This section provides a general outline on how to go about upgrading your Cloudera
Data Science Workbench cluster from CDH 5 to CDH 6. Refer the relevant linked Cloudera Manager
and CDH upgrade documentation for the detailed steps required for this procedure.
Upgrading CSD Deployments from CDH 5 to CDH 6
Starting with version 1.5, Cloudera Data Science Workbench publishes two separate CSD
files: one for CDH 5 and one for CDH 6. Check the CSD file name to ensure that you are
using the correct CSD file for your cluster. For example:
Use the following path to upgrade from running a CSD-based Cloudera Data Science
Workbench deployment on CDH 5 to running on CDH 6:
-
Upgrade to Cloudera 6.1 (or higher).
-
Stop Cloudera Data Science Workbench.
-
Remove both Spark gateway roles from all CDSW hosts.
-
Delete the
/etc/spark
and /etc/spark2
directories.
-
Download both of the CDSW Cloudera Data Science Workbench CSD files for the
latest version. For example:
- CDSW1.8-CDH6..jar
- CDSW1.8-CDH5..jar
At this point, you should have three CSV files.

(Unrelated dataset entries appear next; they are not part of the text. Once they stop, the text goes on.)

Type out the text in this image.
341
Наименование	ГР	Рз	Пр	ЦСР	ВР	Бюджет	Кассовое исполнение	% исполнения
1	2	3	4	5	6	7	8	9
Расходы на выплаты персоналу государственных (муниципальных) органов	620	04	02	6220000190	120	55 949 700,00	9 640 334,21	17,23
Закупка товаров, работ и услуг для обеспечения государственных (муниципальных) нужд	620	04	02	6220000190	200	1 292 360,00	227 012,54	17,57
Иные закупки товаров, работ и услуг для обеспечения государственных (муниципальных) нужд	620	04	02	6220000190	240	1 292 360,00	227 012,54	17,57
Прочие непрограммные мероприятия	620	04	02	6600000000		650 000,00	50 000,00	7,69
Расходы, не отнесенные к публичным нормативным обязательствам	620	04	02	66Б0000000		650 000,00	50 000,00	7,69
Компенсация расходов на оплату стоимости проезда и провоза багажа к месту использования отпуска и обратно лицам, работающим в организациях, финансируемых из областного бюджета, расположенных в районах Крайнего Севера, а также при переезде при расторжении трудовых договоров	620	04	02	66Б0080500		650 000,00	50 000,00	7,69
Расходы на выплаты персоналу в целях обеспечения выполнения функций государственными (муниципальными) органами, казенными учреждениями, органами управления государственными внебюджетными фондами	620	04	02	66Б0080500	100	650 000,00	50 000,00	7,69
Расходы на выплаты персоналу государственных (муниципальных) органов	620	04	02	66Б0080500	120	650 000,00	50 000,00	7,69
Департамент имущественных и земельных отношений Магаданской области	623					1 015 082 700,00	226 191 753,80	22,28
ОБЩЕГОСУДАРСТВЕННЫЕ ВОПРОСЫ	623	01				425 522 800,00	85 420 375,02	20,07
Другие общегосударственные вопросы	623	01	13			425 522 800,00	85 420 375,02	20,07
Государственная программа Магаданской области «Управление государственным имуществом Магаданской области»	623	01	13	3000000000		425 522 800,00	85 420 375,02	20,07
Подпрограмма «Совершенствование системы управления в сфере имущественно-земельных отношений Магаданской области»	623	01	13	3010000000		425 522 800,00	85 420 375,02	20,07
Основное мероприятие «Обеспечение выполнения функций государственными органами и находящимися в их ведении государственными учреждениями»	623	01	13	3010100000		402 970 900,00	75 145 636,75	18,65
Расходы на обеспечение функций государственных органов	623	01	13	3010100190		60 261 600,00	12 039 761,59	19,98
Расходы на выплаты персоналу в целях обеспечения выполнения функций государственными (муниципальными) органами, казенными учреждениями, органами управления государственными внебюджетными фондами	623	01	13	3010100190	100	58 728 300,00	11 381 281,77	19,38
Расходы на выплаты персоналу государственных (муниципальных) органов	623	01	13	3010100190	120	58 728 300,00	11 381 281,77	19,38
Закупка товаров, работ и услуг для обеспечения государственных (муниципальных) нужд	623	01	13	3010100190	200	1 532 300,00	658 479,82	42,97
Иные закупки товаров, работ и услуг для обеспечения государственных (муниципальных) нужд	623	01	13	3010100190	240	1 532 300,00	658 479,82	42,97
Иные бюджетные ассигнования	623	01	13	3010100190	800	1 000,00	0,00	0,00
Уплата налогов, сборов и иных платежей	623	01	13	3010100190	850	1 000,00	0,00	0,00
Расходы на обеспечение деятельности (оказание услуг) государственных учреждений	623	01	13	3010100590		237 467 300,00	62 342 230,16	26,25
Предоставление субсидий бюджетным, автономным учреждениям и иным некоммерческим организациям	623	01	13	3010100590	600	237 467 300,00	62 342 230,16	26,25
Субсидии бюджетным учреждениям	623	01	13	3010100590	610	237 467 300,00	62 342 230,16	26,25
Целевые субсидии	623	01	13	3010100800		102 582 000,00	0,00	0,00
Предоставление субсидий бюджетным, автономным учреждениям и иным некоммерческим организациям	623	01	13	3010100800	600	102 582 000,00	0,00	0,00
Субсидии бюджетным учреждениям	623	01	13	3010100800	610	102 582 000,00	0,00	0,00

One original file (for example,
CDSW1.5-CDH5..jar) and two new files (for example, CDSW1.8-CDH6..jar and
CDSW1.8-CDH5..jar).
-
Log on to the Cloudera Manager Server host, and place the new CDSW files under
/opt/cloudera/csd
, which is the default location for CSDs.
-
Restart the Cloudera Manager Server.
-
Upgrade to Cloudera Data Science Workbench 1.5 (or
higher). During the upgrade process, as you install, distribute, and
activate the new parcel, take care to ensure that both the CDSW CSDs (for CDH 5 and
CDH 6) are present on the Cloudera Manager Server host.
-
Use the Cloudera Manager Upgrade Wizard to upgrade
from CDH 5 to CDH 6.1 (or higher).
As part of the upgrade, the wizard will also remove the Spark 2 parcel from all
your cluster hosts. With CDH 6, Spark 2 ships as a part of CDH. The add-on parcel is
no longer required.
Cloudera Manager 6 can differentiate between the two active CSDs and will select
the right one based on the version of CDH running. Because you already have the CDH
6-compatible CSD installed, no further steps are needed.
-
(Optional) Remove any existing CDH 5 CSDs from the Cloudera Manager Server
host.
-
Add the Spark gateway back in.
-
Redeploy the client configurations.
-
Restart Cloudera Data Science Workbench.